Ireland claims free fees and yet some cannot afford university. Ruth Murphy looks at the realities of Ireland’s education system. 

While Ireland may boast free education up to third level, the reality is a lot more complicated. It is simply not true that people from poorer socio-economic backgrounds have the same access to education as their richer neighbours.

The difference in education can start as early as primary school, or even earlier where wealthier parents are able to afford to send their children to Montessori and after school lessons while others cannot. This early education is simply not an option for many families.

Ireland’s array of fee-paying schools regularly top the tables as the best schools in the country. The best schools are measured based on what percentage of their students go on to third-level which is not a fair method, but such criticism belongs in another article. You might point out that there are a few non-fee-paying schools that make it into these rankings. However, many of these non-fee-paying schools are situated in wealthy areas and so to attend the school your family would probably require a certain amount of money to live in the area. Also, as there is a much greater number of non-fee-paying schools in Ireland by sheer numbers it would be difficult for fee-paying schools to entirely dominate the top of these tables.

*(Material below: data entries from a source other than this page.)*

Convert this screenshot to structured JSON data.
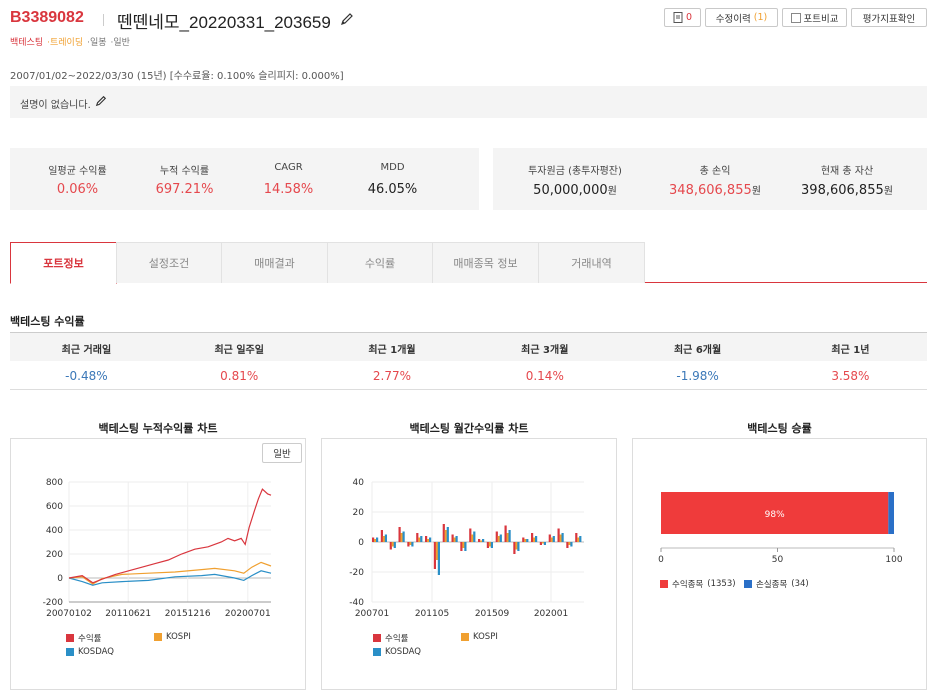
{
  "header": {
    "code": "B3389082",
    "name": "뗀뗀네모_20220331_203659",
    "tags": [
      "백테스팅",
      "·트레이딩",
      "·일봉",
      "·일반"
    ]
  },
  "top_buttons": {
    "count": "0",
    "history_label": "수정이력",
    "history_count": "(1)",
    "compare_label": "포트비교",
    "eval_label": "평가지표확인"
  },
  "period": "2007/01/02~2022/03/30 (15년) [수수료율: 0.100% 슬리피지: 0.000%]",
  "description": "설명이 없습니다.",
  "stats_left": [
    {
      "label": "일평균 수익률",
      "value": "0.06%",
      "color": "#e5484d"
    },
    {
      "label": "누적 수익률",
      "value": "697.21%",
      "color": "#e5484d"
    },
    {
      "label": "CAGR",
      "value": "14.58%",
      "color": "#e5484d"
    },
    {
      "label": "MDD",
      "value": "46.05%",
      "color": "#222222"
    }
  ],
  "stats_right": [
    {
      "label": "투자원금 (총투자평잔)",
      "value": "50,000,000",
      "unit": "원",
      "color": "#222222"
    },
    {
      "label": "총 손익",
      "value": "348,606,855",
      "unit": "원",
      "color": "#e5484d"
    },
    {
      "label": "현재 총 자산",
      "value": "398,606,855",
      "unit": "원",
      "color": "#222222"
    }
  ],
  "tabs": [
    "포트정보",
    "설정조건",
    "매매결과",
    "수익률",
    "매매종목 정보",
    "거래내역"
  ],
  "returns": {
    "title": "백테스팅 수익률",
    "headers": [
      "최근 거래일",
      "최근 일주일",
      "최근 1개월",
      "최근 3개월",
      "최근 6개월",
      "최근 1년"
    ],
    "values": [
      "-0.48%",
      "0.81%",
      "2.77%",
      "0.14%",
      "-1.98%",
      "3.58%"
    ],
    "colors": [
      "#3b78b8",
      "#e5484d",
      "#e5484d",
      "#e5484d",
      "#3b78b8",
      "#e5484d"
    ]
  },
  "charts": {
    "normal_button": "일반",
    "series_colors": {
      "수익률": "#d9363e",
      "KOSPI": "#f0a030",
      "KOSDAQ": "#2a8fc7"
    }
  },
  "chart_data": [
    {
      "type": "line",
      "title": "백테스팅 누적수익률 차트",
      "xlabel": "",
      "ylabel": "",
      "x_ticks": [
        "20070102",
        "20110621",
        "20151216",
        "20200701"
      ],
      "y_ticks": [
        -200,
        0,
        200,
        400,
        600,
        800
      ],
      "ylim": [
        -200,
        800
      ],
      "legend": "bottom",
      "series": [
        {
          "name": "수익률",
          "x": [
            2007.0,
            2008.0,
            2008.8,
            2009.5,
            2010.5,
            2011.5,
            2012.5,
            2013.5,
            2014.5,
            2015.5,
            2016.5,
            2017.5,
            2018.5,
            2019.0,
            2019.5,
            2020.0,
            2020.3,
            2020.6,
            2021.0,
            2021.3,
            2021.6,
            2022.0,
            2022.25
          ],
          "values": [
            0,
            20,
            -40,
            -10,
            30,
            60,
            90,
            120,
            150,
            200,
            240,
            260,
            300,
            330,
            310,
            330,
            280,
            420,
            560,
            660,
            740,
            700,
            690
          ]
        },
        {
          "name": "KOSPI",
          "x": [
            2007.0,
            2008.0,
            2008.8,
            2009.5,
            2011.0,
            2013.0,
            2015.0,
            2017.0,
            2018.0,
            2019.5,
            2020.2,
            2020.8,
            2021.5,
            2022.25
          ],
          "values": [
            0,
            10,
            -50,
            -5,
            30,
            40,
            50,
            70,
            80,
            60,
            40,
            90,
            130,
            100
          ]
        },
        {
          "name": "KOSDAQ",
          "x": [
            2007.0,
            2008.0,
            2008.8,
            2009.5,
            2011.0,
            2013.0,
            2015.0,
            2017.0,
            2018.0,
            2019.5,
            2020.2,
            2020.8,
            2021.5,
            2022.25
          ],
          "values": [
            0,
            -30,
            -60,
            -40,
            -30,
            -20,
            10,
            20,
            30,
            0,
            -20,
            20,
            60,
            40
          ]
        }
      ]
    },
    {
      "type": "bar",
      "title": "백테스팅 월간수익률 차트",
      "xlabel": "",
      "ylabel": "",
      "x_ticks": [
        "200701",
        "201105",
        "201509",
        "202001"
      ],
      "y_ticks": [
        -40,
        -20,
        0,
        20,
        40
      ],
      "ylim": [
        -40,
        40
      ],
      "legend": "bottom",
      "series": [
        {
          "name": "수익률",
          "values": [
            3,
            8,
            -5,
            10,
            -3,
            6,
            4,
            -18,
            12,
            5,
            -6,
            9,
            2,
            -4,
            7,
            11,
            -8,
            3,
            6,
            -2,
            5,
            9,
            -4,
            6
          ]
        },
        {
          "name": "KOSPI",
          "values": [
            2,
            4,
            -3,
            6,
            -2,
            3,
            2,
            -12,
            8,
            3,
            -4,
            5,
            1,
            -3,
            4,
            6,
            -5,
            2,
            3,
            -1,
            3,
            5,
            -2,
            3
          ]
        },
        {
          "name": "KOSDAQ",
          "values": [
            3,
            5,
            -4,
            7,
            -3,
            4,
            3,
            -22,
            10,
            4,
            -6,
            7,
            2,
            -4,
            5,
            8,
            -6,
            2,
            4,
            -2,
            4,
            6,
            -3,
            4
          ]
        }
      ]
    },
    {
      "type": "bar",
      "title": "백테스팅 승률",
      "xlabel": "",
      "ylabel": "",
      "x_ticks": [
        0,
        50,
        100
      ],
      "xlim": [
        0,
        100
      ],
      "data_label": "98%",
      "legend": "bottom",
      "series": [
        {
          "name": "수익종목",
          "count": "(1353)",
          "value": 97.55,
          "color": "#ef3b3b"
        },
        {
          "name": "손실종목",
          "count": "(34)",
          "value": 2.45,
          "color": "#2a6fc7"
        }
      ]
    }
  ]
}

Many schools request “voluntary” contributions from parents in order to fund sports facilities or new buildings, much like UCD’s student centre levy

Funding for the facilities of fee-paying schools as well as schools with free fees but in affluent areas are an issue. Schools in more affluent areas can raise funds more easily as parents have more money and events hosted in the area may gather more funds. Recently it was highlighted that Wesley College, a fee-paying school in South Dublin, is to receive €150,000 for a sports pitch while other schools requesting fewer funds and with greater need are not getting the full funding that they applied for. This is absolutely ridiculous when Wesley College could find the funds elsewhere where as a school in Tallaght would have more difficulty. Wesley College already has multiple sports pitches. Tallaght Community School applied for funding through the same grant scheme and received none. Many schools request “voluntary” contributions from parents in order to fund sports facilities or new buildings, much like UCD’s student centre levy. In some areas this can be a very heavy burden or simply cannot be afforded.

The class gap widens at each school stage. In secondary school some students get the opportunity to attend grinds while others may have to take on part-time jobs that may take from the time that they have to focus on studies.

Many Irish young people dream of getting a well-paid job in their favourite industry while others just want to afford to get by

Ireland’s ‘free fees’ at third level are simply a farce. The cost of registration is simply too high. This is easily proven by the fact that it is deemed necessary that we must have a grant system to help people pay these ‘free fees.’ Still these grants do not do enough to tackle the difficulties in attending university, particularly if you are moving to Dublin. UCD is one of the highest ranked universities in Ireland and it is supposed to cost the same to attend it as anywhere else in the country but to come here you will face the highest accommodation costs, the highest fines, and the highest resit and repeat fees of any institution in the country. Other universities and technical colleges across Dublin will also boast ridiculously high accommodation costs and it is not as if the university will provide the accommodation.

Whilst at university, some can afford expensive laptops and new books while others fight for what is available from the library. Some have to work part-time jobs while others spend their spare hours working on their essays. Some choose between rent and food. Access to internships and low-paying jobs that offer experience widens this gap. Internships are great if you are lucky enough to have parents who can and will fund you during this time. Many Irish young people dream of getting a well-paid job in their favourite industry while others just want to afford to get by. These things do not just affect your studies but your mind and your comfort.

With post-graduate education being charged at full price it is clear that the state is not helping in the way that it could.

The Irish education system is overdue a revamp. Equal access to education is something we would like to claim but it is not reality. Equal access should not just refer to your ability to enter school but also to receive a high quality of education and to have the same chance of receiving 600 points in your leaving cert as your friend whose parents drive Lexus jeeps. A good education and the most chances in life should not be down to how big your house is. The first step in fixing this should be actual free fees, and not loans that some of us can afford to pay off and others cannot.

I do not want to pretend that I do not benefit from the flaws in this system but what is the point in it if it only benefits the few who are lucky?